Currently on the public sector liability side Italy has an undeniably large €1.9 trillion in debt and €2 trillion on the private sector side. (=246% of GDP, vs. 325% for the US)

In direct state sellable assets Italy has €0.8 trillion, and now, prepare yourselves...The Italian private sector? Over €6 trillion (just over 5x GDP).

Is Italy liquid?

Maybe a fact that you might not have known, but Italy has had a primary budget surplus for 17 of the past 20 years. Also, similarly to Japan, domestic ownership of debt is fairly high - with 6 trillion euros in private wealth it is quite easy to finance yourself.

Forgetting history

I forgive you for not knowing Italian economic history, but we have been here before, in a far worse predicament than today and solved it. In 1982 Italian government yields were 20%. In 1992 government yields were 15% (with exactly the same debt to GDP as today). In 2012 we are getting concerned over 5.5% interest rates. A further look into these occasions will tell you the patriotic nature that the Italian population responded with and that they dealt with the crisis at the time. When I see Italian football players coming out and buying Italian debt, as small as it seems I once again see that patriotism there.

Maybe, us in the west should take a look at our own history. The UK had 250% debt to GDP in 1950, while the US a bit more manageable 120%. Yet in these two examples of many, countries post world war managed to push through their heavy debt loads and overtime reduce to more attractive levels.

Missing the forest for the trees

Maybe we could focus on February Industrial production numbers, or perhaps quarterly GDP, or maybe an ECB minister saying they are still far away from buying Spanish debt. But this would be missing the bigger picture. Over the last 2 years Europe has come a long way:

  • Every country has an official budge balance target and austerity program. (On varying scales, unlike the US where no such agreement has been passed through law)
  • European firepower for bailouts, and financial aid has been boosted to over 1 trillion euros with the ESM coming into action.
  • The ECB has conducted the most effective monetary policy in aiding the crisis: A 1 trillion Euro Long Term Refinancing Operation (LTRO).
  • Italy has brought in an economically intelligent Prime minister in Mario Monti, who has already passed major reforms that will increase competition, productivity and ultimately growth in Italy, while also decreasing the fiscal burden.
  • Italian banks have written down assets aggressively and raised capital.
  • Even international spectators are more friendly towards helping Europe.

So who do I recommend?

Well, if you can buy into Italian equities directly there is a plethora of great companies to choose from.

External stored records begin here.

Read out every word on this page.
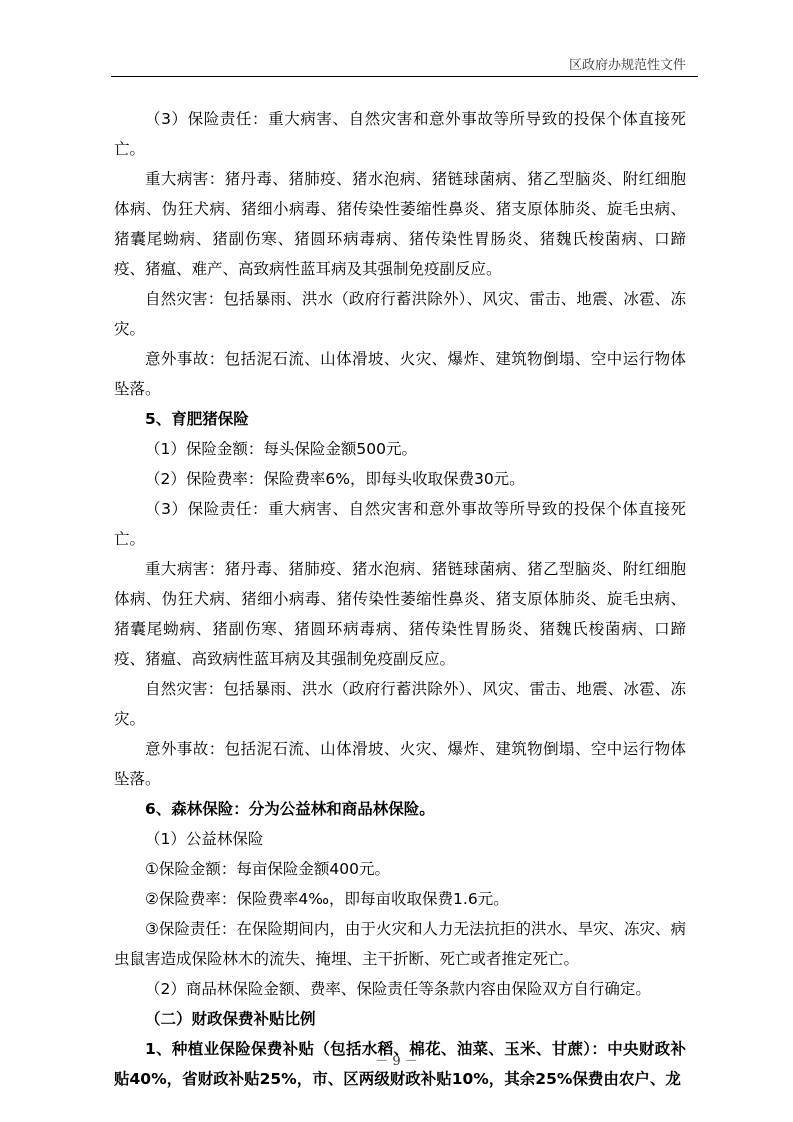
区政府办规范性文件

（3）保险责任：重大病害、自然灾害和意外事故等所导致的投保个体直接死亡。

重大病害：猪丹毒、猪肺疫、猪水泡病、猪链球菌病、猪乙型脑炎、附红细胞体病、伪狂犬病、猪细小病毒、猪传染性萎缩性鼻炎、猪支原体肺炎、旋毛虫病、猪囊尾蚴病、猪副伤寒、猪圆环病毒病、猪传染性胃肠炎、猪魏氏梭菌病、口蹄疫、猪瘟、难产、高致病性蓝耳病及其强制免疫副反应。

自然灾害：包括暴雨、洪水（政府行蓄洪除外）、风灾、雷击、地震、冰雹、冻灾。

意外事故：包括泥石流、山体滑坡、火灾、爆炸、建筑物倒塌、空中运行物体坠落。

5、育肥猪保险

（1）保险金额：每头保险金额500元。

（2）保险费率：保险费率6%，即每头收取保费30元。

（3）保险责任：重大病害、自然灾害和意外事故等所导致的投保个体直接死亡。

重大病害：猪丹毒、猪肺疫、猪水泡病、猪链球菌病、猪乙型脑炎、附红细胞体病、伪狂犬病、猪细小病毒、猪传染性萎缩性鼻炎、猪支原体肺炎、旋毛虫病、猪囊尾蚴病、猪副伤寒、猪圆环病毒病、猪传染性胃肠炎、猪魏氏梭菌病、口蹄疫、猪瘟、高致病性蓝耳病及其强制免疫副反应。

自然灾害：包括暴雨、洪水（政府行蓄洪除外）、风灾、雷击、地震、冰雹、冻灾。

意外事故：包括泥石流、山体滑坡、火灾、爆炸、建筑物倒塌、空中运行物体坠落。

6、森林保险：分为公益林和商品林保险。

（1）公益林保险

①保险金额：每亩保险金额400元。

②保险费率：保险费率4‰，即每亩收取保费1.6元。

③保险责任：在保险期间内，由于火灾和人力无法抗拒的洪水、旱灾、冻灾、病虫鼠害造成保险林木的流失、掩埋、主干折断、死亡或者推定死亡。

（2）商品林保险金额、费率、保险责任等条款内容由保险双方自行确定。

（二）财政保费补贴比例

1、种植业保险保费补贴（包括水稻、棉花、油菜、玉米、甘蔗）：中央财政补贴40%，省财政补贴25%，市、区两级财政补贴10%，其余25%保费由农户、龙

－ 9 －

From the US, one can buy the EWI ETF that tracks Italian indices. Personally, I like going to the heart; buying Italian banks. Simply put Italian private institutions and individuals are so asset healthy that Non Performing Loans are ultimately limited. Banks like Unicredit OTCPK:UNCFF and Intesa Sanpaolo OTCPK:IITOF are on extraordinarily cheap valuations, while having a very diverse range of operations. (For example Unicredit has a large stake in Polish bank Pekao OTC:BKPKF, which is highly successful and trading above book - thus if they were to sell it at market prices it would create a significant Basel II/III Capital gain). Perhaps a move defensive way of playing an oversold stock would be Telecom Italia TI on 6.5 times Earnings and 5% dividend.

Not only do I believe that Italy's problems are very solvable, but the steps they are taking to reform their economy will contribute greatly to their long run economic growth potential. Italy is dealing with their problems, to look away now would be to miss a great turning point for this economy.

Disclosure: I am long OTCPK:UNCFF.

Additional disclosure: I am also long Italian asset manager Banca Generali, who I have not mentioned in this article nor are they traded outside of Italy.